I've painted almost all my life and I enjoy it more now than ever. I'm disillusioned with galleries and that process is exhausting anyway, even if I felt good about them. Right now, I'm working on two more paintings that may relate to the Circles painting. Except for old abstracts, this promises to be a larger group of "pretty" paintings. I'm painting to please myself and I like them pretty.
I forgot to take pictures of the porch flowers painting. I entered it in a Wilmington show that's purely amateur with a big etcetera. People have talent but the show is major boring. Almost no one used red or bright colors in general. Everything was "quiet". My friend Ken Se gal, also an artist who now lives down here too, encouraged me. He comes from near where I lived in Philly and went to Tyler. So, I'll see if those folks like the paintings. He keeps saying the landscape will win a prize, but I'm not confident. We're talking about people's taste.

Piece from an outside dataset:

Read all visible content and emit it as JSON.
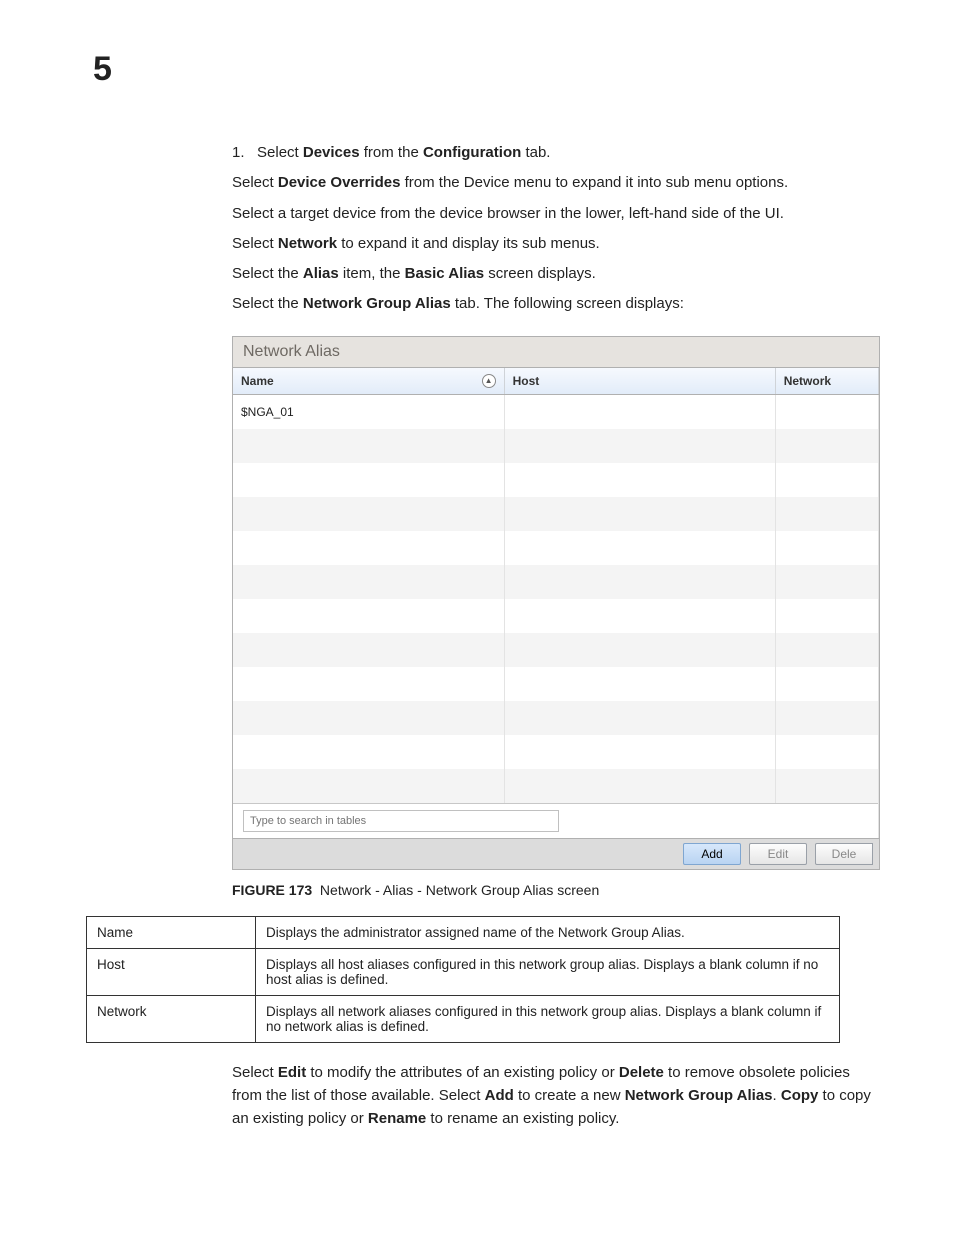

I worked today on my flowers painting and also on my current abstract. I like how they're coming along. I didn't like the abstract and couldn't figure out what to do with it, and started "fixing" it today. I also went swimming. My knee hurt me so badly every time I bent it, I just had to do something where it wouldn't hurt. I enjoyed being in the water. A lot. I hoped that when I got home I'd have the energy to paint, and luckily, I did.
I think my daughter had a good idea about using colors other than primary ones. Those are my favorites, but variety is kind of neat. I used Naples and Yellow Ochre, in addition to that mud red that takes forever to dry and "spreads". I've been using Viridian again too. I'd like to find a way to use a rose red if I could. I generally don't like it. I'm crazy about Ultramarine and Thalo Blues. Maybe I should look for my Cobalt Blue. I may not even have any. Sometimes I don't use color for so long, the tube gets hard. I poke them in the side or the top with a toothpick and paint from that. It's messy, but I'm messy.

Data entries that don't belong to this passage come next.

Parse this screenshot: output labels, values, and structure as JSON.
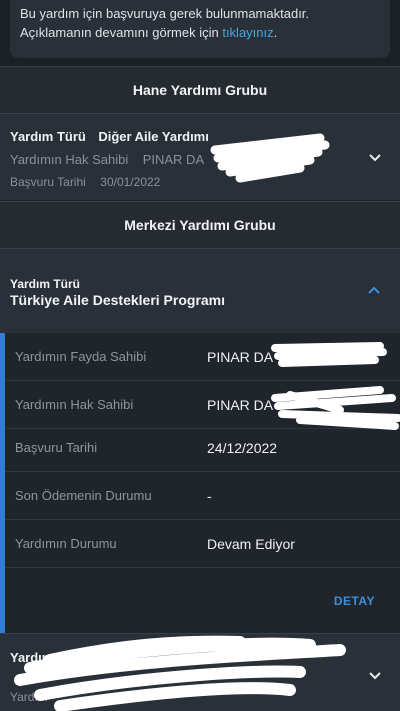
{
  "notice": {
    "line1": "Bu yardım için başvuruya gerek bulunmamaktadır.",
    "line2_prefix": "Açıklamanın devamını görmek için",
    "link": "tıklayınız",
    "line2_suffix": "."
  },
  "groups": {
    "hane_title": "Hane Yardımı Grubu",
    "merkezi_title": "Merkezi Yardımı Grubu"
  },
  "card1": {
    "type_label": "Yardım Türü",
    "type_value": "Diğer Aile Yardımı",
    "owner_label": "Yardımın Hak Sahibi",
    "owner_value": "PINAR DA",
    "date_label": "Başvuru Tarihi",
    "date_value": "30/01/2022"
  },
  "card2": {
    "type_label": "Yardım Türü",
    "type_value": "Türkiye Aile Destekleri Programı"
  },
  "details": {
    "rows": [
      {
        "label": "Yardımın Fayda Sahibi",
        "value": "PINAR DA"
      },
      {
        "label": "Yardımın Hak Sahibi",
        "value": "PINAR DA"
      },
      {
        "label": "Başvuru Tarihi",
        "value": "24/12/2022"
      },
      {
        "label": "Son Ödemenin Durumu",
        "value": "-"
      },
      {
        "label": "Yardımın Durumu",
        "value": "Devam Ediyor"
      }
    ],
    "button": "DETAY"
  },
  "card3": {
    "type_label": "Yardım Türü",
    "owner_label": "Yardım"
  },
  "colors": {
    "accent": "#2f7fd6",
    "link": "#4aa3df",
    "background": "#1c2126"
  }
}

Being able to work in the Arts is truly a gift from God. I dream about singing and dancing, but I love, adore, cherish, painting. I feel blessed.
I realize I'm somewhat of an atheist, believing in the highest level of spirit energy is God or Gods. Maybe that's not an atheist, because I believe in angels and the whole magilla. Last night, I had another dream of the other side. I think "the other side" is different from what I see, but whatever it is, that part of existence is not horrible. I would doubt, but then I remember Jerry's flying photos and the rest. Plus Aunt Millie--her spirit. In the dream, I looked into a mirror and saw spirits. Of course, I wanted to see Jerry, and was reassured I would eventually. I had a chance to dance on air, and looked at a huge swimming poor where a couple of women were doing the Dead man's Float. I realized finally they weren't coming up for air and tried to give one of the women a tap, saying something like, "You go, girl!" I value those little visits. I didn't see anyone I knew, but I learned. And I couldn't wait to go swimming!